Grajaú: um bairro projetado

Por Caroline Carvalho

Grajaú em 1964 (Foto: reprodução de internet)

Grajaú em 1964 (Foto: reprodução de internet)

A maior parte das terras do Rio de Janeiro eram de padres jesuítas e o bairro do Grajaú não fugiu à tradição. Do século XVI até o final do século XIX, o bairro pertencia a uma grande área denominada Andaraí Grande, com a principal atividade sendo o plantio de cana-de-açúcar por mão de obra escrava.

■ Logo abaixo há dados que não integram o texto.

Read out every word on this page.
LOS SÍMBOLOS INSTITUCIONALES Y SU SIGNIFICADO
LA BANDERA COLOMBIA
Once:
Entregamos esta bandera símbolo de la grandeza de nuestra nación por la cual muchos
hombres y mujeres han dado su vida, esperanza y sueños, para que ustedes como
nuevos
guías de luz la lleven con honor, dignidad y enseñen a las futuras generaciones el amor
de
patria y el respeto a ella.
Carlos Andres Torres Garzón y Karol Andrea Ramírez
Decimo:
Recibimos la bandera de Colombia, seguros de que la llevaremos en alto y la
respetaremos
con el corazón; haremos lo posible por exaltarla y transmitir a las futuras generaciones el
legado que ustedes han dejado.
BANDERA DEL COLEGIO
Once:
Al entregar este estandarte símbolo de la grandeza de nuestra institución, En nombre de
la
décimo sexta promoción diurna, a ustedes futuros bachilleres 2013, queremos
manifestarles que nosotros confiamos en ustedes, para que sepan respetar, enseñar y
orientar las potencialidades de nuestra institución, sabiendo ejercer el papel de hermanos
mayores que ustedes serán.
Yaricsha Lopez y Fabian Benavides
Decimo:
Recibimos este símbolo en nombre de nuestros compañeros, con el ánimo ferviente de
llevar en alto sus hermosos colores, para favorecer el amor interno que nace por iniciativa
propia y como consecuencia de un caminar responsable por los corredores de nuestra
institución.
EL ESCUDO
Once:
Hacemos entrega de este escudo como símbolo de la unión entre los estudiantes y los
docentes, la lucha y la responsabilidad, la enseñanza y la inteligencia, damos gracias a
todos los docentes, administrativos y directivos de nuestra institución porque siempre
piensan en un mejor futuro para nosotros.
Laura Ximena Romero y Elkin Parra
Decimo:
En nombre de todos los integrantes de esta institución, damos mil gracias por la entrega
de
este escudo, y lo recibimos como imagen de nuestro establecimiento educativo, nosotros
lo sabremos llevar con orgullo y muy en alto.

O bairro só começou a ser bairro em 1912, com a abertura da Estrada do Andarahy, hoje, Barão de Mesquita. O bairro foi planejado e edificado sobre o Vale dos Elefantes, no sopé do Maciço da Tijuca, bem próximo ao Pico do Papagaio e na época da abertura da estrada, foram feitos diversos loteamentos, que incorporavam terras de fazendas de café, por exemplo, à malha urbana. Foi o que aconteceu com a fazenda da família do Engenheiro Richard, cuja empresa, a Companhia Brasileira de Imóveis e Construções praticamente construiu todo o bairro, abrangendo as terras situadas entre a Serra do Engenho Novo e um caminho posteriormente denominado Rua Borda do Mato. A topografia era favorável. Outro loteamento, denominado Vila América, incluiu os terrenos próximos à atual Rua Botucatu.

Por volta de 1918, o italiano Francisco Tricarico, que morava no bairro, construiu a Capela de Nossa Senhora da Imaculada Conceição, por conta de uma promessa que fizera na juventude, e que passou a ser o centro da vida comunitária a partir dos anos 1920.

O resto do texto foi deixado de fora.